Habían discutido detenidamente esta primera parte del plan, de modo que no necesitaron hablar. Ataron un extremo de tres sábanas anudadas a la barandilla de la terraza y arrojaron el otro hacia el suelo.

Melanie había insistido en bajar en primer término. Trepó con agilidad a la barandilla y se deslizó hacia el suelo con asombrosa facilidad. Candace era la siguiente. Gracias a su actividad como animadora de fútbol, se mantenía en buena forma y no tuvo problemas para bajar.

Pero Kevin sí los tuvo. Intentando imitar a Melanie, tomó impulso con los pies, pero mientras se balanceaba de nuevo hacia el edificio, se enredó entre las sábanas y chocó contra la pared estucada, raspándose los nudillos.

– Mierda -susurró cuando por fin tocó los adoquines. Sacudió la mano y se cogió los nudillos.

– ¿Estás bien? -preguntó Melanie.

– Supongo.

La siguiente etapa de la fuga era más peligrosa. Caminaron en fila india hacia la parte posterior del edificio, amparados por la sombra de la arcada. Cada paso los acercaba más a la escalera central, donde estaban los soldados. Sus guardianes habían animado la fiesta con un aparato de música portátil, que emitía música africana a todo volumen.

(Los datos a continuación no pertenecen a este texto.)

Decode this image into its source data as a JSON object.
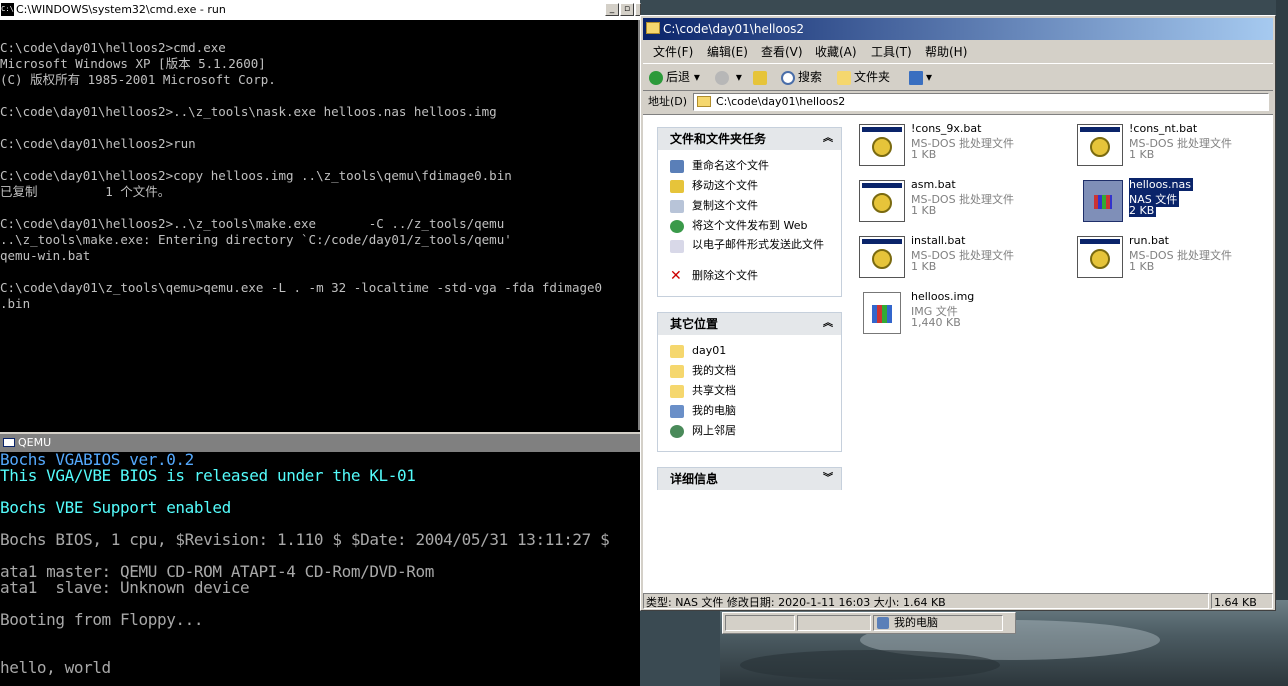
{
  "cmd": {
    "title": "C:\\WINDOWS\\system32\\cmd.exe - run",
    "icon_label": "C:\\",
    "lines": [
      "C:\\code\\day01\\helloos2>cmd.exe",
      "Microsoft Windows XP [版本 5.1.2600]",
      "(C) 版权所有 1985-2001 Microsoft Corp.",
      "",
      "C:\\code\\day01\\helloos2>..\\z_tools\\nask.exe helloos.nas helloos.img",
      "",
      "C:\\code\\day01\\helloos2>run",
      "",
      "C:\\code\\day01\\helloos2>copy helloos.img ..\\z_tools\\qemu\\fdimage0.bin",
      "已复制         1 个文件。",
      "",
      "C:\\code\\day01\\helloos2>..\\z_tools\\make.exe       -C ../z_tools/qemu",
      "..\\z_tools\\make.exe: Entering directory `C:/code/day01/z_tools/qemu'",
      "qemu-win.bat",
      "",
      "C:\\code\\day01\\z_tools\\qemu>qemu.exe -L . -m 32 -localtime -std-vga -fda fdimage0",
      ".bin"
    ]
  },
  "qemu": {
    "title": "QEMU",
    "lines": [
      {
        "text": "Bochs VGABIOS ver.0.2",
        "style": "cyan2"
      },
      {
        "text": "This VGA/VBE BIOS is released under the KL-01",
        "style": "cyan"
      },
      {
        "text": "",
        "style": ""
      },
      {
        "text": "Bochs VBE Support enabled",
        "style": "cyan"
      },
      {
        "text": "",
        "style": ""
      },
      {
        "text": "Bochs BIOS, 1 cpu, $Revision: 1.110 $ $Date: 2004/05/31 13:11:27 $",
        "style": ""
      },
      {
        "text": "",
        "style": ""
      },
      {
        "text": "ata1 master: QEMU CD-ROM ATAPI-4 CD-Rom/DVD-Rom",
        "style": ""
      },
      {
        "text": "ata1  slave: Unknown device",
        "style": ""
      },
      {
        "text": "",
        "style": ""
      },
      {
        "text": "Booting from Floppy...",
        "style": ""
      },
      {
        "text": "",
        "style": ""
      },
      {
        "text": "",
        "style": ""
      },
      {
        "text": "hello, world",
        "style": ""
      }
    ]
  },
  "explorer": {
    "title": "C:\\code\\day01\\helloos2",
    "menu": [
      "文件(F)",
      "编辑(E)",
      "查看(V)",
      "收藏(A)",
      "工具(T)",
      "帮助(H)"
    ],
    "toolbar": {
      "back": "后退",
      "search": "搜索",
      "folders": "文件夹"
    },
    "address_label": "地址(D)",
    "address_value": "C:\\code\\day01\\helloos2",
    "tasks_panel": {
      "title": "文件和文件夹任务",
      "items": [
        "重命名这个文件",
        "移动这个文件",
        "复制这个文件",
        "将这个文件发布到 Web",
        "以电子邮件形式发送此文件",
        "删除这个文件"
      ]
    },
    "places_panel": {
      "title": "其它位置",
      "items": [
        "day01",
        "我的文档",
        "共享文档",
        "我的电脑",
        "网上邻居"
      ]
    },
    "details_panel": {
      "title": "详细信息"
    },
    "files": [
      {
        "name": "!cons_9x.bat",
        "type": "MS-DOS 批处理文件",
        "size": "1 KB",
        "kind": "bat",
        "selected": false
      },
      {
        "name": "!cons_nt.bat",
        "type": "MS-DOS 批处理文件",
        "size": "1 KB",
        "kind": "bat",
        "selected": false
      },
      {
        "name": "asm.bat",
        "type": "MS-DOS 批处理文件",
        "size": "1 KB",
        "kind": "bat",
        "selected": false
      },
      {
        "name": "helloos.nas",
        "type": "NAS 文件",
        "size": "2 KB",
        "kind": "nas",
        "selected": true
      },
      {
        "name": "install.bat",
        "type": "MS-DOS 批处理文件",
        "size": "1 KB",
        "kind": "bat",
        "selected": false
      },
      {
        "name": "run.bat",
        "type": "MS-DOS 批处理文件",
        "size": "1 KB",
        "kind": "bat",
        "selected": false
      },
      {
        "name": "helloos.img",
        "type": "IMG 文件",
        "size": "1,440 KB",
        "kind": "img",
        "selected": false
      }
    ],
    "status_left": "类型: NAS 文件 修改日期: 2020-1-11 16:03 大小: 1.64 KB",
    "status_right": "1.64 KB"
  },
  "taskbar": {
    "my_computer": "我的电脑"
  }
}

Llegaron al sitio donde estaba estacionado el Toyota de Kevin y se escurrieron entre la pared y el vehículo, hasta llegar al frente. Siguiendo el plan previsto, Kevin dio la vuelta hasta la portezuela del conductor y la abrió con sigilo. Se encontraba a apenas cinco o seis metros de los soldados, que estaban al otro lado de una estera de juncos colgada del techo.

Quitó el freno de mano y puso el coche en punto muerto.

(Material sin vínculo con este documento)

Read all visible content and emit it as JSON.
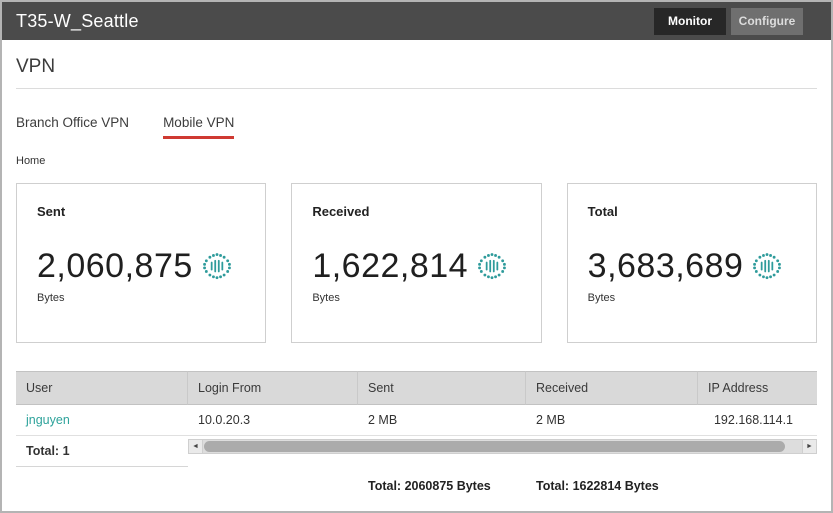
{
  "header": {
    "title": "T35-W_Seattle",
    "monitor_label": "Monitor",
    "configure_label": "Configure"
  },
  "page": {
    "title": "VPN",
    "breadcrumb": "Home"
  },
  "tabs": [
    {
      "label": "Branch Office VPN",
      "active": false
    },
    {
      "label": "Mobile VPN",
      "active": true
    }
  ],
  "cards": [
    {
      "label": "Sent",
      "value": "2,060,875",
      "unit": "Bytes"
    },
    {
      "label": "Received",
      "value": "1,622,814",
      "unit": "Bytes"
    },
    {
      "label": "Total",
      "value": "3,683,689",
      "unit": "Bytes"
    }
  ],
  "table": {
    "columns": [
      "User",
      "Login From",
      "Sent",
      "Received",
      "IP Address"
    ],
    "rows": [
      {
        "user": "jnguyen",
        "login_from": "10.0.20.3",
        "sent": "2 MB",
        "received": "2 MB",
        "ip": "192.168.114.1"
      }
    ],
    "user_total": "Total: 1",
    "sent_total": "Total: 2060875 Bytes",
    "received_total": "Total: 1622814 Bytes"
  },
  "icons": {
    "scroll_left": "◄",
    "scroll_right": "►",
    "mobile_vpn_icon": "dotted-circle-signal"
  },
  "colors": {
    "accent_teal": "#2e9b9b",
    "tab_underline": "#cf3a32",
    "topbar": "#4b4b4b"
  }
}
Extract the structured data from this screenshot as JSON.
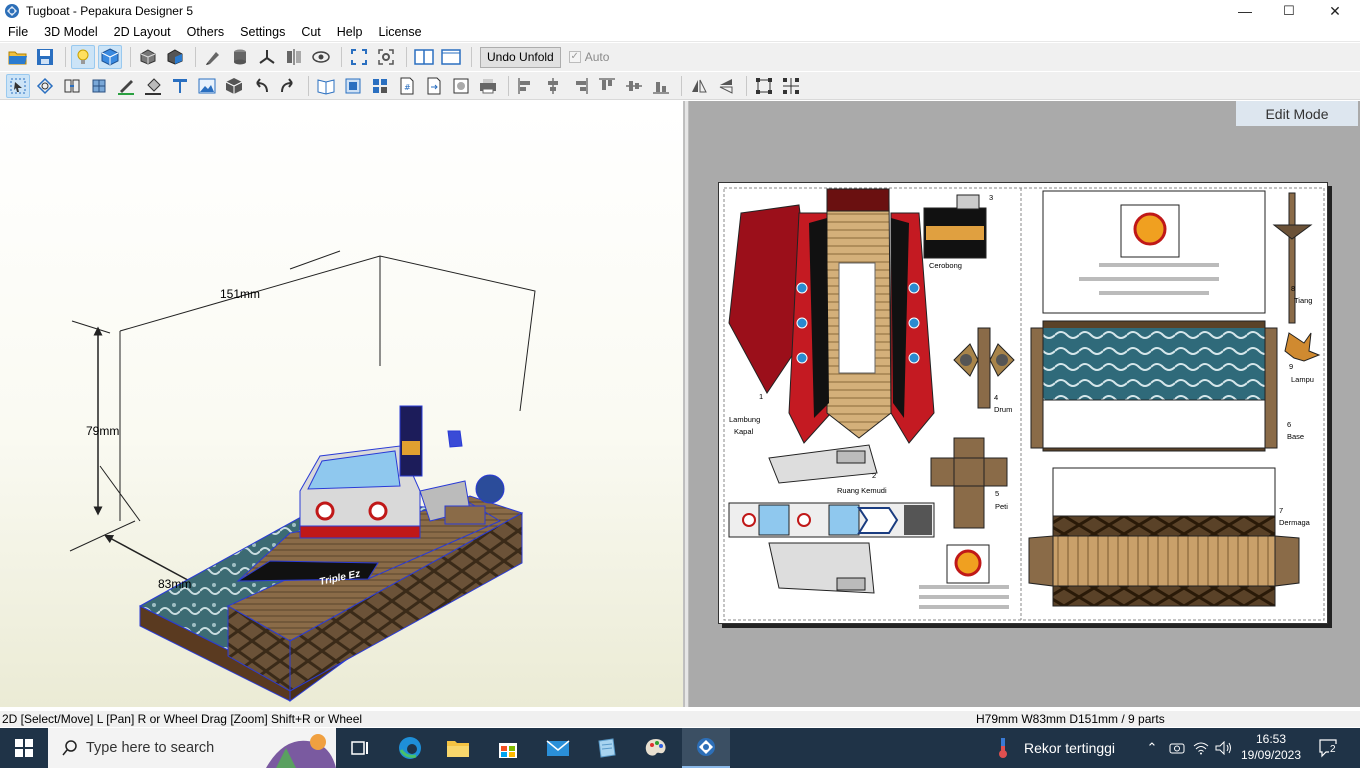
{
  "window": {
    "title": "Tugboat - Pepakura Designer 5",
    "controls": {
      "minimize": "—",
      "maximize": "☐",
      "close": "✕"
    }
  },
  "menu": [
    "File",
    "3D Model",
    "2D Layout",
    "Others",
    "Settings",
    "Cut",
    "Help",
    "License"
  ],
  "toolbar1": {
    "undo_unfold_label": "Undo Unfold",
    "auto_label": "Auto",
    "auto_checked": true
  },
  "view3d": {
    "dimension_width": "151mm",
    "dimension_height": "79mm",
    "dimension_depth": "83mm",
    "hull_text": "Triple Ez",
    "background_top": "#ffffff",
    "background_bottom": "#ebebd5",
    "edge_color": "#2a3bd6"
  },
  "view2d": {
    "mode_label": "Edit Mode",
    "background": "#aaaaaa",
    "part_labels": {
      "p1": "1",
      "p1_name_a": "Lambung",
      "p1_name_b": "Kapal",
      "p2": "2",
      "p2_name": "Ruang Kemudi",
      "p3": "3",
      "p3_name": "Cerobong",
      "p4": "4",
      "p4_name": "Drum",
      "p5": "5",
      "p5_name": "Peti",
      "p6": "6",
      "p6_name": "Base",
      "p7": "7",
      "p7_name": "Dermaga",
      "p8": "8",
      "p8_name": "Tiang",
      "p9": "9",
      "p9_name": "Lampu"
    }
  },
  "status": {
    "hint": "2D [Select/Move] L [Pan] R or Wheel Drag [Zoom] Shift+R or Wheel",
    "dims": "H79mm W83mm D151mm / 9 parts"
  },
  "taskbar": {
    "search_placeholder": "Type here to search",
    "weather_text": "Rekor tertinggi",
    "time": "16:53",
    "date": "19/09/2023",
    "notification_count": "2"
  }
}
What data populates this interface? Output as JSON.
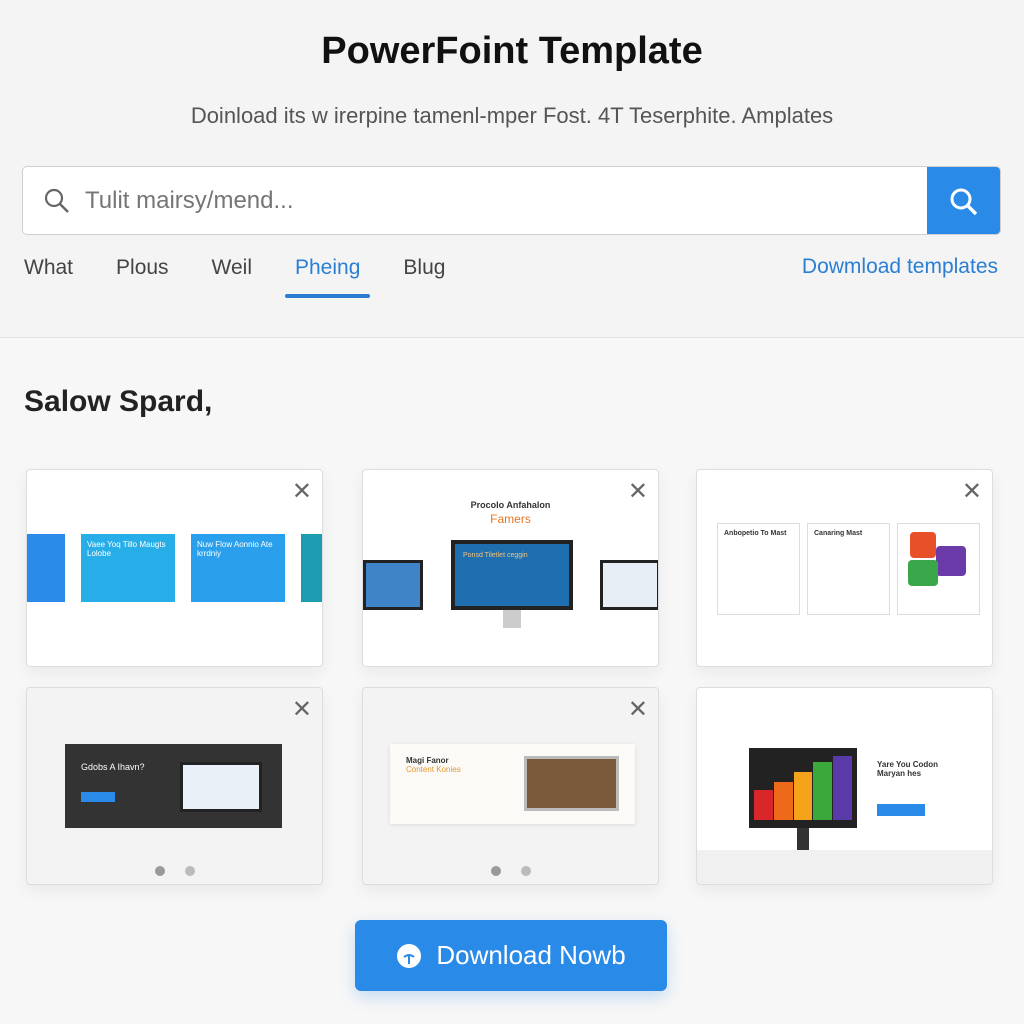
{
  "header": {
    "title": "PowerFoint Template",
    "subtitle": "Doinload its w irerpine tamenl-mper Fost. 4T Teserphite. Amplates"
  },
  "search": {
    "placeholder": "Tulit mairsy/mend...",
    "value": ""
  },
  "tabs": [
    {
      "label": "What"
    },
    {
      "label": "Plous"
    },
    {
      "label": "Weil"
    },
    {
      "label": "Pheing",
      "active": true
    },
    {
      "label": "Blug"
    }
  ],
  "download_link": "Dowmload templates",
  "section_title": "Salow Spard,",
  "cards": [
    {
      "texts": [
        "Vaee Yoq Tillo Maugts Lolobe",
        "Nuw Flow Aonnio Ate krrdniy"
      ]
    },
    {
      "texts": [
        "Procolo Anfahalon",
        "Famers",
        "Ponsd Tiletlet ceggin"
      ]
    },
    {
      "texts": [
        "Anbopetio To Mast",
        "Canaring Mast"
      ]
    },
    {
      "texts": [
        "Gdobs A Ihavn?"
      ]
    },
    {
      "texts": [
        "Magi Fanor",
        "Content Konies"
      ]
    },
    {
      "texts": [
        "Yare You Codon Maryan hes"
      ]
    }
  ],
  "download_button": "Download Nowb",
  "colors": {
    "accent": "#2a8ae8",
    "link": "#2a7fd4"
  }
}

Regreso junto a las mujeres e hizo señas para que empezaran a empujar.

Al principio el pesado vehículo se resistió. Kevin levantó un pie para hacer palanca contra la pared de la casa. La estratagema surtió efecto y el coche salió de su plaza de aparcamiento.

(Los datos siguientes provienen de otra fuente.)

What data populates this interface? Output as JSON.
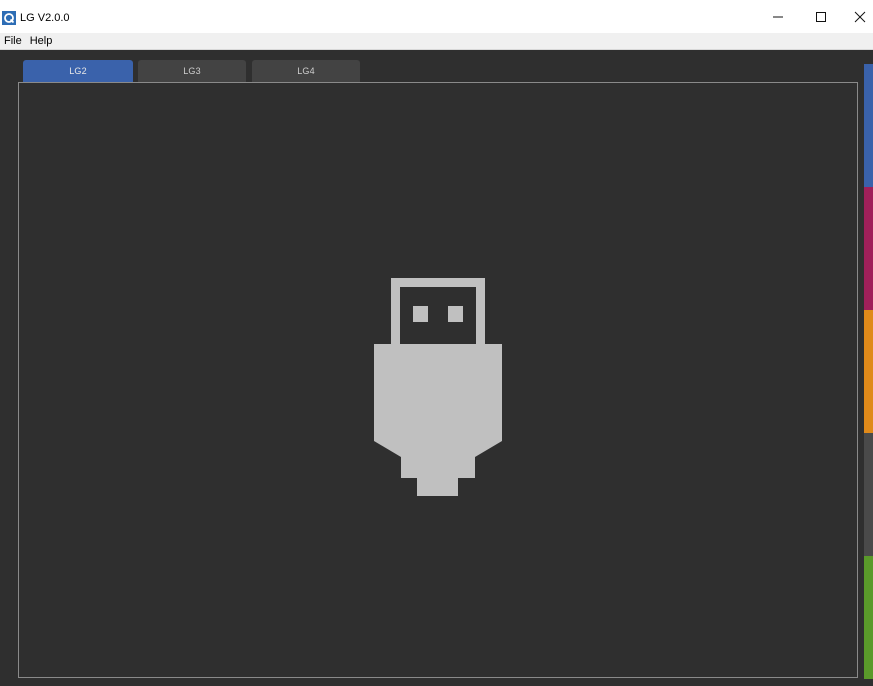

Al borde de la arcada, la calle de adoquines descendía en una suave cuesta para que la casa no se inundara con el agua de lluvia. En cuanto las ruedas traseras pasaron este punto, el coche ganó velocidad. De repente, Kevin se percató de que no era necesario seguir empujando.

– Eh -susurró Kevin al ver que la velocidad aumentaba.

Corrió a un lado del vehículo e intentó abrir la portezuela del conductor, cosa que no era fácil con el coche en movimiento El Toyota estaba a medio camino de la callejuela y comenzaba a girar a la derecha, en dirección a la costa.

Finalmente, consiguió abrir la puerta y, con un salto ágil, se arrojó detrás del volante. Puso el freno de mano y giró el volante a la derecha para alinear el coche con la calle.

Temeroso de que sus esfuerzos hubieran llamado la atención de los soldados, se volvió a mirarlos. Los hombres se hallaban sentados en torno a una mesa pequeña, donde estaba el aparato de música y media docena de botellas vacías.

Hacían palmas y zapateaban, completamente ajenos a las maniobras de Kevin con el coche.

Suspiró aliviado. Se abrió la otra portezuela delantera, y Melanie se sentó a su lado. Candace subió al asiento trasero.

– No cerréis las puertas -susurró Kevin, que mantenía la suya entreabierta.

Quitó el freno de mano. Como al principio el coche no se movía, comenzó a sacudirse hacia delante y hacia atrás, hasta conseguir que comenzara a descender por la cuesta. Miró por el parabrisas trasero, maniobrando mientras el vehículo adquiría velocidad en dirección a la costa.